The hearing went on hiatus two weeks ago so the arbitrator, Fredric Horowitz, could tend to other matters, It resumed Wednesday.
Rodriguez was one of 14 players suspended in connection with the Biogenesis scandal and is the only one who appealed his suspension.
Rodriguez, 38, is fifth on MLB's list of all-time home run leaders, just six behind Willie Mays. He would make $25 million in 2014, if his suspension is overturned. If his suspension is upheld, he won't be eligible to return until 49 games into the 2015 season.

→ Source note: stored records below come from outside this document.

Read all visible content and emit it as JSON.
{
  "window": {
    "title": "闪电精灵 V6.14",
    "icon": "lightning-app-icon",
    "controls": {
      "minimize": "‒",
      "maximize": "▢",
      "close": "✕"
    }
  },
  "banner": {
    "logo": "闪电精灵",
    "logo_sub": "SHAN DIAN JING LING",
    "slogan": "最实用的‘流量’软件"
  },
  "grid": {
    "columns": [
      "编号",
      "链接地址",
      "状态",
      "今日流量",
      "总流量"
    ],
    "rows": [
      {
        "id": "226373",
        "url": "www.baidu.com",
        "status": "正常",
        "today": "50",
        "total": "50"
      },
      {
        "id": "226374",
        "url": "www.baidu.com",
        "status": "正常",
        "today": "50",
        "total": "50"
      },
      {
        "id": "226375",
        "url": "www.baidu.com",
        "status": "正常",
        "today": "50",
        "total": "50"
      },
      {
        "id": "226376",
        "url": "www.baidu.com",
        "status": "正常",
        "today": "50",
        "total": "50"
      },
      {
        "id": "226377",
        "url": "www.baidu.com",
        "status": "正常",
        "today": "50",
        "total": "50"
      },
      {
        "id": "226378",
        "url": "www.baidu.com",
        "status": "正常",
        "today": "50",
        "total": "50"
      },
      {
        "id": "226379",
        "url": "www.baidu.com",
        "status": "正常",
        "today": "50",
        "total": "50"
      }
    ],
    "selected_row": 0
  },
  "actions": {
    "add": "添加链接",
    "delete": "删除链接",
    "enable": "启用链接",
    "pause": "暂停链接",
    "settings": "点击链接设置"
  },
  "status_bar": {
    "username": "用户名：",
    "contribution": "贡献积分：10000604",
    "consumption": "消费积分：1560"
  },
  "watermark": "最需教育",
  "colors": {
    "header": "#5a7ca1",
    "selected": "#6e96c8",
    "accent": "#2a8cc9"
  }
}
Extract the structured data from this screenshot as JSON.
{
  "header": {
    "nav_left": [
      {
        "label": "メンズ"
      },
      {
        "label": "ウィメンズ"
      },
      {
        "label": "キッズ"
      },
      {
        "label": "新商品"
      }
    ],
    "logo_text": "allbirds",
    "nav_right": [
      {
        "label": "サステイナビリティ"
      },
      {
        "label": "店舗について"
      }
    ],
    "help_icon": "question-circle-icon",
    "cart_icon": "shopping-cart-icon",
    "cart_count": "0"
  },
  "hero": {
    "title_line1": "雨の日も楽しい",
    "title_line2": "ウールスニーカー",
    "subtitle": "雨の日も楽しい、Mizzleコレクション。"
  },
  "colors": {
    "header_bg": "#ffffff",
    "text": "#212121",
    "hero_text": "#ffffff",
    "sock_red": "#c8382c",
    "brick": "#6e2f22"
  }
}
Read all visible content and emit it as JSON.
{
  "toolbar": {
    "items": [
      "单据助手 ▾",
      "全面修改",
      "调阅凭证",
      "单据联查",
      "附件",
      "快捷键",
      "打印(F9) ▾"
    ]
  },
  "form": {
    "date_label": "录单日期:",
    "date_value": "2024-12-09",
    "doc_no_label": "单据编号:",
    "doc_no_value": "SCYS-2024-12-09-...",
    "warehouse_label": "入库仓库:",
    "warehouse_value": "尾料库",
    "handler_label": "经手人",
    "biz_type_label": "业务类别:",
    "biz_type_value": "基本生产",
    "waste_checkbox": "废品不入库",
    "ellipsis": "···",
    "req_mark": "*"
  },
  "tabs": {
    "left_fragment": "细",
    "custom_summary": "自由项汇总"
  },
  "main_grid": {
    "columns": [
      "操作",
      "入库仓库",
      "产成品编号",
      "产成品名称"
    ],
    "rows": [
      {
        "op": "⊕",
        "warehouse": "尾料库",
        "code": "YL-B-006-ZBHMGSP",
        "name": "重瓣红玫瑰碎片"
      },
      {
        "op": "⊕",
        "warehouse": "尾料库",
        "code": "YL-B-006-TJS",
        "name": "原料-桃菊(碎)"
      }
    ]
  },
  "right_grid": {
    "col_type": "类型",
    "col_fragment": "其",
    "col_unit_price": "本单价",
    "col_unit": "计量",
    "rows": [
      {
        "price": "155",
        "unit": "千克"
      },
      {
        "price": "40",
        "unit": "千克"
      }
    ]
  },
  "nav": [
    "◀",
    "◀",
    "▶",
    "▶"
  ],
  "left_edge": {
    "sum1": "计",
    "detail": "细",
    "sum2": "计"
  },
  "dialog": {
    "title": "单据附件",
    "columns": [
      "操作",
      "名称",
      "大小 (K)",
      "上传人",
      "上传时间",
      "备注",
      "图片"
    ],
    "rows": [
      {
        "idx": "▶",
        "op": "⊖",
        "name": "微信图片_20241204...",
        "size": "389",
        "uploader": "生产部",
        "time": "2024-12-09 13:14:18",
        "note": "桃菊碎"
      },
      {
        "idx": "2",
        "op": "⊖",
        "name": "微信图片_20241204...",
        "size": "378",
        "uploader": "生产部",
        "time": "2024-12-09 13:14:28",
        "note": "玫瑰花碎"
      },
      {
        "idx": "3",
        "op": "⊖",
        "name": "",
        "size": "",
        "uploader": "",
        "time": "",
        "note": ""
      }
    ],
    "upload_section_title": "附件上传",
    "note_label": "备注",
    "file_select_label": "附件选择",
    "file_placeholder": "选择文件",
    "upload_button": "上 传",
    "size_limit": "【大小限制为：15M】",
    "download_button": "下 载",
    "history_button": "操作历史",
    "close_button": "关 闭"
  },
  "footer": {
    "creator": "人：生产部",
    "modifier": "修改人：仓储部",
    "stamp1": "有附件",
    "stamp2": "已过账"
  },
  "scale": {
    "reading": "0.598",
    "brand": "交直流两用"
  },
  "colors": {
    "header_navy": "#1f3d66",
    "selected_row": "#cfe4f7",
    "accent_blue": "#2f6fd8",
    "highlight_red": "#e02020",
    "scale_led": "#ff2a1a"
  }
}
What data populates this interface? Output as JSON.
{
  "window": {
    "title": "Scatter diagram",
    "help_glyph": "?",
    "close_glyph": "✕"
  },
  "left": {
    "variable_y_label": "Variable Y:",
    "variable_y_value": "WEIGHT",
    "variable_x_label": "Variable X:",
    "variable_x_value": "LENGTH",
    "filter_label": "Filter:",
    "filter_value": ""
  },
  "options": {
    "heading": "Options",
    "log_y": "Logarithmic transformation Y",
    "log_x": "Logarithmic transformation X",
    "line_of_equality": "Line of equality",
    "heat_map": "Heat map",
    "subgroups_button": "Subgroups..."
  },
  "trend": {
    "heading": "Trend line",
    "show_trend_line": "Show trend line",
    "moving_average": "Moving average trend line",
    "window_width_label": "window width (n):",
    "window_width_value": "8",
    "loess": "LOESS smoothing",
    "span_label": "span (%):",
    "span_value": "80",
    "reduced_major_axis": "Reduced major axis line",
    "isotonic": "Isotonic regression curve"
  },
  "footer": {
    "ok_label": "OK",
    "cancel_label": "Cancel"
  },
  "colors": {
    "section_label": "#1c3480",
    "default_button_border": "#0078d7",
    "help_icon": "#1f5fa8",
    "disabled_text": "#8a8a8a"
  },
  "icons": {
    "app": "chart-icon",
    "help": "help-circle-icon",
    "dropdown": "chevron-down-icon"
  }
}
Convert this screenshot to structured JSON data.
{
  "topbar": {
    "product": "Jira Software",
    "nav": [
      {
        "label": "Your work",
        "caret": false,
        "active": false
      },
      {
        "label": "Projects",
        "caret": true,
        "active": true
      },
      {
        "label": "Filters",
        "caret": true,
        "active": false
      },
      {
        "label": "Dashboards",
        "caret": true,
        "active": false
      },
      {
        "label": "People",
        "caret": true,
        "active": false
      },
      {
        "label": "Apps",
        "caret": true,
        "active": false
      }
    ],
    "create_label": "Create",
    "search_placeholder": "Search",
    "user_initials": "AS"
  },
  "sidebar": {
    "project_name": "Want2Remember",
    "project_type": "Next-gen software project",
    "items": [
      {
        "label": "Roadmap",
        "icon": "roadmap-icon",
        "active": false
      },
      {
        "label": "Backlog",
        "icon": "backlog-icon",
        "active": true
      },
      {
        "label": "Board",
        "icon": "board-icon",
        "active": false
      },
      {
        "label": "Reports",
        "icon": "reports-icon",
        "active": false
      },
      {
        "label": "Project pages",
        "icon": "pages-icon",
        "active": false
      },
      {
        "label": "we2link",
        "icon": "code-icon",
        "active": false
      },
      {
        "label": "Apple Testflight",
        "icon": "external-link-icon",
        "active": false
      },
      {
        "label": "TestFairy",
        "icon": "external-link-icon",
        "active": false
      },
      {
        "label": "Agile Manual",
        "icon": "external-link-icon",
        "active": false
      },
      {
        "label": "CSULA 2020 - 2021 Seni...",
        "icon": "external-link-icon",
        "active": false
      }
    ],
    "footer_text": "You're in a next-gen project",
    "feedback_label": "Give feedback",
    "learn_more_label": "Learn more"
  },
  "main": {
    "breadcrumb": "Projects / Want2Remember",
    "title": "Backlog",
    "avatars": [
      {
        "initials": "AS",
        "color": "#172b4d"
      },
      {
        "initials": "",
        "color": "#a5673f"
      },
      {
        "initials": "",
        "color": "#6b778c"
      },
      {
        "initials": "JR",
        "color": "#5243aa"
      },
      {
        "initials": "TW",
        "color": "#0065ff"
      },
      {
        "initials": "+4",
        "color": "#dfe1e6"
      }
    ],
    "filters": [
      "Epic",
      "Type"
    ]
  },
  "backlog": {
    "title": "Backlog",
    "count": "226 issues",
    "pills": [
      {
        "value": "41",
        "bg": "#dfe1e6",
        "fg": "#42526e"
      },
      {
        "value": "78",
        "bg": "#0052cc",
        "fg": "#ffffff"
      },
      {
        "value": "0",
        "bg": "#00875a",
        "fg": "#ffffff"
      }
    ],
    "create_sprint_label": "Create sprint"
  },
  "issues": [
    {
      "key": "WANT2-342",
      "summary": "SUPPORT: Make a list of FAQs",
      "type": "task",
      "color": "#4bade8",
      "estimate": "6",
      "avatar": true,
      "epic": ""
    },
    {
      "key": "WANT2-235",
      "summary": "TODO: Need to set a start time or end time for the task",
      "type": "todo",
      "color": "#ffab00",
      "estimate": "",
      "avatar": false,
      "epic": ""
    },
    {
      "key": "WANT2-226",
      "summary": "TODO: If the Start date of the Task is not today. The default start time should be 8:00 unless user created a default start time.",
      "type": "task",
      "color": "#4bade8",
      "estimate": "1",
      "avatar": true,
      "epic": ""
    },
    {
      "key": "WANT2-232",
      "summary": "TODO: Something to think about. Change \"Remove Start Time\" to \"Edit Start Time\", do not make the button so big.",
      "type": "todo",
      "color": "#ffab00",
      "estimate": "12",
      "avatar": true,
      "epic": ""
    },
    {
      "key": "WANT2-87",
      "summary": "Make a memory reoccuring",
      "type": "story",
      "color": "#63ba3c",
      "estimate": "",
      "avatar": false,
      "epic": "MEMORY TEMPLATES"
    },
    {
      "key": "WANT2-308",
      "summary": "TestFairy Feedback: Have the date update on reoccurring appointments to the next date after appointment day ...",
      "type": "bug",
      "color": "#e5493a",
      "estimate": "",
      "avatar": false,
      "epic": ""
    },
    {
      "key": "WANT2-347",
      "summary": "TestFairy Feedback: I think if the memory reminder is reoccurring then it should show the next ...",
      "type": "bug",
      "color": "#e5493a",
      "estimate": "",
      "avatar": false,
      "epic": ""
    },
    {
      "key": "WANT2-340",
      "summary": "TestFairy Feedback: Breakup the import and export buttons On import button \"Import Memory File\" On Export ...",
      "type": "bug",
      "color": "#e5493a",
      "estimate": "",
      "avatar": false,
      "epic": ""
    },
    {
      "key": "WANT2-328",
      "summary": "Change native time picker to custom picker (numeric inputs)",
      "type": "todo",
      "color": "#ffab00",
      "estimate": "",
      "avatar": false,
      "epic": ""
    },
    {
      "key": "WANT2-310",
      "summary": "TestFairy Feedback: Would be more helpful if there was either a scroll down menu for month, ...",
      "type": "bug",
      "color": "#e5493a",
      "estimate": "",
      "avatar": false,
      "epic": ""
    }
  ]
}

He has filed suit against MLB and retiring Commisioner Bud Selig, alleging they "engaged in tortuous and egregious conduct with one and only one goal ... to destroy the reputation and career of Alex Rodriguez."
Tacopina said in August that Rodriguez was a consultant to Biogenenis.
"Clearly there was a relationship -- a consulting relationship," Tacopina said. "I mean, Biogenesis, that lab has consulted with many professional athletes. Not every single one of those athletes has been accused of or found guilty of using illegal substances."
He said Monday that Rodriguez had "absolutely not" taken steroids recently and MLB doesn't have any evidence that he had.
However, Rodriguez has said he used drugs in the past.
In 2009, Rodriguez admitted to taking performance-enhancing drugs while a shortstop for the Texas Rangers between 2001 and 2003. He won the first of his MVP awards in 2003.
He was traded to the New York Yankees before the 2004 season. He played 44 games this year, batting an underwhelming .244 with seven home runs after spending the first part of the season on the disabled list.